Websites are rarely bottlenecked by the CPU, so that power efficiency is very significant.
tal@lemmy.today 3 months ago
I rrally think that most people who think that they want ARM machines are wrong, at least given the state of things in 2024. Like, maybe you use Linux…but do you want to run x86 Windows binary-only games? Even if you can get 'em running, you’ve lost the power efficiency. What’s hardware support like? Do you want to be able to buy other components? If you like stuff like that Framework laptop, which seems popular on here, an SoC is heading in the opposite direction of that – an all-in-one, non-expandable manufacturer-specified system.

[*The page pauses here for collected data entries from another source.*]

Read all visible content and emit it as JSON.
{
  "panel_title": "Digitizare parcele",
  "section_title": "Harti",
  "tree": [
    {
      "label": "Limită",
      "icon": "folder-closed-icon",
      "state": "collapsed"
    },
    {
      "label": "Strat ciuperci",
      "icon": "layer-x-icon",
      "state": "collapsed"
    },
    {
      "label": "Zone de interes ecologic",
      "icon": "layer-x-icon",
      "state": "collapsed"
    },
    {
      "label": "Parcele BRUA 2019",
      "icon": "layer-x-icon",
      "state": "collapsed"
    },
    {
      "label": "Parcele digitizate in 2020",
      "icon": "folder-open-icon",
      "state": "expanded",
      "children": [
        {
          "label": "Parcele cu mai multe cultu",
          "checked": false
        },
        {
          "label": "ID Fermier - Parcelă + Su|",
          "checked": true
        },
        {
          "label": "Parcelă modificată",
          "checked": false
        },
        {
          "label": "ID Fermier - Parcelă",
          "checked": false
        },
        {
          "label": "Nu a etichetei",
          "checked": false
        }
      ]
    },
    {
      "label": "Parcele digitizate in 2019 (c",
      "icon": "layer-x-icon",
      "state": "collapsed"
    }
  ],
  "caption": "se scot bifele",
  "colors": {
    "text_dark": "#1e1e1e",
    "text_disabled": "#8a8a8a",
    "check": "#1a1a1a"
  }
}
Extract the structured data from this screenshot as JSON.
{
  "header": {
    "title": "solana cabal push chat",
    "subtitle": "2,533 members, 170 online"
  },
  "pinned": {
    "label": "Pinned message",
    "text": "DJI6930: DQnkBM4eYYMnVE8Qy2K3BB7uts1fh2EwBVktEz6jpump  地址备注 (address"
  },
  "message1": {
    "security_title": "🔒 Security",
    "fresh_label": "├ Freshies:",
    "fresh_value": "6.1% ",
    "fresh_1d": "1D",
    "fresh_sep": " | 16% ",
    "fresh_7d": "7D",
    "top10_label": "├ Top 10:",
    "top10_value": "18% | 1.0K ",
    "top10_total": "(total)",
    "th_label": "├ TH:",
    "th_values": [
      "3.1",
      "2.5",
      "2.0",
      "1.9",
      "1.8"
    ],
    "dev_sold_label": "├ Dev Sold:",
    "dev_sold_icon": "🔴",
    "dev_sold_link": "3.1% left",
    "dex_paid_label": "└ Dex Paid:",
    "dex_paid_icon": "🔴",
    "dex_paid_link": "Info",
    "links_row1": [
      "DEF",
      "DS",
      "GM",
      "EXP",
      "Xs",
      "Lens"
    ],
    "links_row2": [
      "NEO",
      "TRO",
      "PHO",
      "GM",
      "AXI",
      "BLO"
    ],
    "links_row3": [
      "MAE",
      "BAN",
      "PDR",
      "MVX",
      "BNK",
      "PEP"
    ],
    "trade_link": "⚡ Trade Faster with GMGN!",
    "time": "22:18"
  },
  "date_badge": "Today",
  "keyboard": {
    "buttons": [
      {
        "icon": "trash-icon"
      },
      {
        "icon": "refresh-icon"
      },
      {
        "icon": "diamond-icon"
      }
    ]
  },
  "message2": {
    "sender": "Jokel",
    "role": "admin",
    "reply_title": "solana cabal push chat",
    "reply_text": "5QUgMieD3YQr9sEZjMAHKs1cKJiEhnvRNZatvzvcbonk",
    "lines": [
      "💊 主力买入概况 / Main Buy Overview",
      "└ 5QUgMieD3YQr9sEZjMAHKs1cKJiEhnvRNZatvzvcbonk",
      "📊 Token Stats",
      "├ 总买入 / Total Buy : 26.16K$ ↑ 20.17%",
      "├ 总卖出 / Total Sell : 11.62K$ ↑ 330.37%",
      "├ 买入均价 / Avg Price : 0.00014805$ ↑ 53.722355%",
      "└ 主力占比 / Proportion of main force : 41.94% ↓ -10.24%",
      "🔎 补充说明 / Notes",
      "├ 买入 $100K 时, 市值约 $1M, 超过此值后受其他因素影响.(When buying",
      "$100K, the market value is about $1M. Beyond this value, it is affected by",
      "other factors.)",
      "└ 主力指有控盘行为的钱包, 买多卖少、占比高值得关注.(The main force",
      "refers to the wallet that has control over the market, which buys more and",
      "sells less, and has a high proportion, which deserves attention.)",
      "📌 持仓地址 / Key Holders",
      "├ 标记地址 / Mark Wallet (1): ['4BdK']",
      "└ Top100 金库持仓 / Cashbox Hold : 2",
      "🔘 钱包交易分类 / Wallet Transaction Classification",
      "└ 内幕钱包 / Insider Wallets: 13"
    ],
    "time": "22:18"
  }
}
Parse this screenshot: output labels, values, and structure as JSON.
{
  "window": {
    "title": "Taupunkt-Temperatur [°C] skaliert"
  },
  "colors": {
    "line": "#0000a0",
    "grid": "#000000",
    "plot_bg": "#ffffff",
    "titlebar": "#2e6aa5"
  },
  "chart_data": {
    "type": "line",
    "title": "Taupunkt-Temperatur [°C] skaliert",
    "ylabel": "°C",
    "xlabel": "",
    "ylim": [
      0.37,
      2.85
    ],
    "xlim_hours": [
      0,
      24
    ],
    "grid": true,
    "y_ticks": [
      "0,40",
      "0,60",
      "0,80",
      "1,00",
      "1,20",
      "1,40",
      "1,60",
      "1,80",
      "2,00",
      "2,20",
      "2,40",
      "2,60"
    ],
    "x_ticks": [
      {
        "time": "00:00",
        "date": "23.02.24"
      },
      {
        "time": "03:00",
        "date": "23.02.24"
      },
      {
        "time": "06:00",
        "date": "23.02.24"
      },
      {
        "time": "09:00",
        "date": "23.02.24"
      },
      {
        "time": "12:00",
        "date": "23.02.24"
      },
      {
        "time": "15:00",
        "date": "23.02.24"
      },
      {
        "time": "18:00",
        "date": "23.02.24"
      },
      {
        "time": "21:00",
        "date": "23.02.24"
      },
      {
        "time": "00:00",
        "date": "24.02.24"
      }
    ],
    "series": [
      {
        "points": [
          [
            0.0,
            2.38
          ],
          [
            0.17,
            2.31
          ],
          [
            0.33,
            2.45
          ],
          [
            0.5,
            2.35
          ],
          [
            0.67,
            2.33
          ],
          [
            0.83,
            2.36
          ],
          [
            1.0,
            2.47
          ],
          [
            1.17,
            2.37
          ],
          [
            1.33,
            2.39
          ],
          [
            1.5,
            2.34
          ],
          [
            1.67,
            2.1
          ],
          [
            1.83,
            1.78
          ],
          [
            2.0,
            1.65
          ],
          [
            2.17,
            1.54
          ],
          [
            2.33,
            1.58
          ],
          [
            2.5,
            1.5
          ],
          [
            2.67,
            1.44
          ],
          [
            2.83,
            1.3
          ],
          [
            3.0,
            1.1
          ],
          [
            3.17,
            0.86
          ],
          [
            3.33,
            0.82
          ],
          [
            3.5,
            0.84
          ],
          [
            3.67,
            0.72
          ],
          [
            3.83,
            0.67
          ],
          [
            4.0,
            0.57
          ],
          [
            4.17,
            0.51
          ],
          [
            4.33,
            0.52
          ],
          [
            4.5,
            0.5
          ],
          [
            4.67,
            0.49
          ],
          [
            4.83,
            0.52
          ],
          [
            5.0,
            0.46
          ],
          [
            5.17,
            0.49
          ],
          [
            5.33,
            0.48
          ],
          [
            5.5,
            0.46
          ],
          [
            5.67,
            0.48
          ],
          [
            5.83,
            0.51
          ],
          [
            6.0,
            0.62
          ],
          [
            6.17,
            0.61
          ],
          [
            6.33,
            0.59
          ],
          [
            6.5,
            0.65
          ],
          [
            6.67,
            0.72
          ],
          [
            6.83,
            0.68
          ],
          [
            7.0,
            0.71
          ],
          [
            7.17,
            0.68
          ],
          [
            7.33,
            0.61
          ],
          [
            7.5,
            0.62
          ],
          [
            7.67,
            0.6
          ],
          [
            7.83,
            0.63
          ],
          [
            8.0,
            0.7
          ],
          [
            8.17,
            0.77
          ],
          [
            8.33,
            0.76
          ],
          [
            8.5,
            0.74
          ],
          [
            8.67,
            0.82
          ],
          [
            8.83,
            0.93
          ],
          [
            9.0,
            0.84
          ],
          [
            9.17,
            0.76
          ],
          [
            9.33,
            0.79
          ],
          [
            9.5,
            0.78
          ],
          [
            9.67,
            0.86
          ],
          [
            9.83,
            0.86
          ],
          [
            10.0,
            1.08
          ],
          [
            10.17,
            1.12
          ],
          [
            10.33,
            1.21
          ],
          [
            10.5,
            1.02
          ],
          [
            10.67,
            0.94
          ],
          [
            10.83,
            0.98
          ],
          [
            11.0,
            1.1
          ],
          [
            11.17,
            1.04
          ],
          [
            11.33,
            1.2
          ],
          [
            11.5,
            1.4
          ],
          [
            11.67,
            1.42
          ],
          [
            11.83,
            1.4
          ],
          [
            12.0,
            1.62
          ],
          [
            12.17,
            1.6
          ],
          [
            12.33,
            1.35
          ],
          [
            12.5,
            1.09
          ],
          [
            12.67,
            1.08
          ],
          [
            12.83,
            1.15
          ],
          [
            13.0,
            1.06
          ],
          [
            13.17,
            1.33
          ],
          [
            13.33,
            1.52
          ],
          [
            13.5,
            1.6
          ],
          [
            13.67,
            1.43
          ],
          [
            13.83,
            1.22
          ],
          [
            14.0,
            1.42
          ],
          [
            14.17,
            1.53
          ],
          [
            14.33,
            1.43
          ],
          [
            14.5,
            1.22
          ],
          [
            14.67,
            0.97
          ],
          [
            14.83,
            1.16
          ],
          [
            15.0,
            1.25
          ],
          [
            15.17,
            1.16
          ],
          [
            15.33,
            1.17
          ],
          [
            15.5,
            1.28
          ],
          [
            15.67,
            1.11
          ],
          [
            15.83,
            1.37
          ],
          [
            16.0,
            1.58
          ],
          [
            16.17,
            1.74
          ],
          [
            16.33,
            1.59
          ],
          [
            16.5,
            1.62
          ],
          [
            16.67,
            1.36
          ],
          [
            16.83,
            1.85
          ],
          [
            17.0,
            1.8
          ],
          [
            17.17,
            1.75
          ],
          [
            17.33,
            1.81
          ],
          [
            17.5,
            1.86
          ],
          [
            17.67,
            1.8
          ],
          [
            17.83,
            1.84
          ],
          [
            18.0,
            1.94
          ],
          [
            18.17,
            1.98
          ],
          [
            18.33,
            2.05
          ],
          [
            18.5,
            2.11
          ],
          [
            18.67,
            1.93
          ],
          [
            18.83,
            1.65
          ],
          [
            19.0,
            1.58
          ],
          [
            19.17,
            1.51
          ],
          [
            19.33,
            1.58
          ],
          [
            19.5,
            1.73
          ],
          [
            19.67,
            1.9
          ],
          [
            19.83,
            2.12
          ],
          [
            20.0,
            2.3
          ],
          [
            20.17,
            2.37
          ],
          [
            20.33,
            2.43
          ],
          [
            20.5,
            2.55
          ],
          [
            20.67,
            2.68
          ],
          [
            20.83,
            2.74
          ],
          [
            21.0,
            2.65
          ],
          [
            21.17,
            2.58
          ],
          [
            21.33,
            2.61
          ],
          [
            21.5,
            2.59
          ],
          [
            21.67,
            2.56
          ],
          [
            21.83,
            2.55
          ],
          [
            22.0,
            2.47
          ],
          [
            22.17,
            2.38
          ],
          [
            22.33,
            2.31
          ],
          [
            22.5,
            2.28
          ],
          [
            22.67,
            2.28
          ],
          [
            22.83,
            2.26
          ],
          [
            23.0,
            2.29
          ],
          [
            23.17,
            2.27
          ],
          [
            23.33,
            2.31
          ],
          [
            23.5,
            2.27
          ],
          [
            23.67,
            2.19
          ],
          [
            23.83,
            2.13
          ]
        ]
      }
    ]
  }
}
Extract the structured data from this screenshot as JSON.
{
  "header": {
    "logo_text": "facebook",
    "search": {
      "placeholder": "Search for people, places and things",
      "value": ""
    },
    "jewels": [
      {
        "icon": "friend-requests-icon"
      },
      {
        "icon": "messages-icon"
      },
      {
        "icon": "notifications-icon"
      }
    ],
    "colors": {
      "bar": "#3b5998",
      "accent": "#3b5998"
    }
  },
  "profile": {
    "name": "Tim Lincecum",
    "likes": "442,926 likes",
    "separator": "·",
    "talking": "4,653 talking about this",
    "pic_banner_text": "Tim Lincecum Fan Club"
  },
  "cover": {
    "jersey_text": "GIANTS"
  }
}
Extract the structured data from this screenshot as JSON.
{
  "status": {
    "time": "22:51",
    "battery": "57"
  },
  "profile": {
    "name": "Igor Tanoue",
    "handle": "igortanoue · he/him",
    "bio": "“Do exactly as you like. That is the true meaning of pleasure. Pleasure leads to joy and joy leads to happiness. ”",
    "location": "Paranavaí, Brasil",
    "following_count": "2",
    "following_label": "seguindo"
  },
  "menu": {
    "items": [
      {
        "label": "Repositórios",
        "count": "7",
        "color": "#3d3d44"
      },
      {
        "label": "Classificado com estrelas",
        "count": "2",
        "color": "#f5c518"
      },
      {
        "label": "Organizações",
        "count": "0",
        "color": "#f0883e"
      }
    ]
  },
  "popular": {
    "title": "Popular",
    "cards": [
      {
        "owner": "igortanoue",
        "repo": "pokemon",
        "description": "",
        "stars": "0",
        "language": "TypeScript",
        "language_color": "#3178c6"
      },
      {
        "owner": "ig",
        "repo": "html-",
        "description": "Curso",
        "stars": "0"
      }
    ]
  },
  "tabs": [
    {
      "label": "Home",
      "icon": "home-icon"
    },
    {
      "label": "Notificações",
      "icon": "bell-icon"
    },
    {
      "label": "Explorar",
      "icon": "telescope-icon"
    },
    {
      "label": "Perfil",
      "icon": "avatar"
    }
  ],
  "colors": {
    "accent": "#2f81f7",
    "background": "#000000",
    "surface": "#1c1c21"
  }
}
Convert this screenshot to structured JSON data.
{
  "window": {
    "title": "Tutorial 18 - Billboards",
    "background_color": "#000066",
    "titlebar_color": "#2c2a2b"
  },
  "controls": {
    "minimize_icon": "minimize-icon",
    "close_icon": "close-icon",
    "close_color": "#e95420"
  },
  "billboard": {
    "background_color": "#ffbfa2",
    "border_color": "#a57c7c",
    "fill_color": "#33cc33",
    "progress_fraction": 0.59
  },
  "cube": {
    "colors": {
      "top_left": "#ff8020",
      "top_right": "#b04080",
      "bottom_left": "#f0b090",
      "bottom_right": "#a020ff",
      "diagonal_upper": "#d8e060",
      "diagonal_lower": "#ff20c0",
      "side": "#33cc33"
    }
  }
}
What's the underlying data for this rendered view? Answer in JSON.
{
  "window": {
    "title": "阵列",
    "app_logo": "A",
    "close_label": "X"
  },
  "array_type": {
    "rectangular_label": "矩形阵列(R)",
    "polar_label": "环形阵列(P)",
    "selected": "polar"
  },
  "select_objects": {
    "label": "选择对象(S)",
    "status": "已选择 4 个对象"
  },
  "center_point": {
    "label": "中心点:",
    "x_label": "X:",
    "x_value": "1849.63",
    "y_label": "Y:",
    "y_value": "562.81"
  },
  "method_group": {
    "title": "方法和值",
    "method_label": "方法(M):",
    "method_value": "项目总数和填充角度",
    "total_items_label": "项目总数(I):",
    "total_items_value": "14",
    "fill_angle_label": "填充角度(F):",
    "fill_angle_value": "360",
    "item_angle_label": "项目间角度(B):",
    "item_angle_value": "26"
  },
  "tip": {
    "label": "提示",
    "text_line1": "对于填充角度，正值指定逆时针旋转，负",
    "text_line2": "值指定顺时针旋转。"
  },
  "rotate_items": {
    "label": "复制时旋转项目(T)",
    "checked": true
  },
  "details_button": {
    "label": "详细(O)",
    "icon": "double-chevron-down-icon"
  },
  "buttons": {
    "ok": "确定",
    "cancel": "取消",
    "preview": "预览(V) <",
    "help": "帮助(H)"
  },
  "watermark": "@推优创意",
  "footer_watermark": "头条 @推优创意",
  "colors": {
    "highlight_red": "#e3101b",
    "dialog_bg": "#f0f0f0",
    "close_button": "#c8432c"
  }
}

But this is a legit application. A non-CPU-constrained datacenter application running open-source software compiled against ARM, where someone else has validated that the hardware is all good for the OS.
I would not go ARM for a desktop or laptop as things stand, though.
batshit@lemmings.world 3 months ago
If you didn’t want to game on your laptop, would a ARM device not be better for office work? Considering they’re quiet and their battery lasts forever.
frezik@midwest.social 3 months ago
ARM chips aren’t better at power efficiency compared to x84 above 10 or 15W or so. Apple is getting a lot out of them because TSMC 3nm; even the upcoming AMD 9000 series will only be on TSMC 4nm.
ARM is great for having more than one competent company in the market, though.
Nighed@sffa.community 3 months ago
As long as the apps all work. So much stuff is browser based now, but something will always turns up that doesn’t work. Something like mandatory timesheet software, a bespoke tool etc.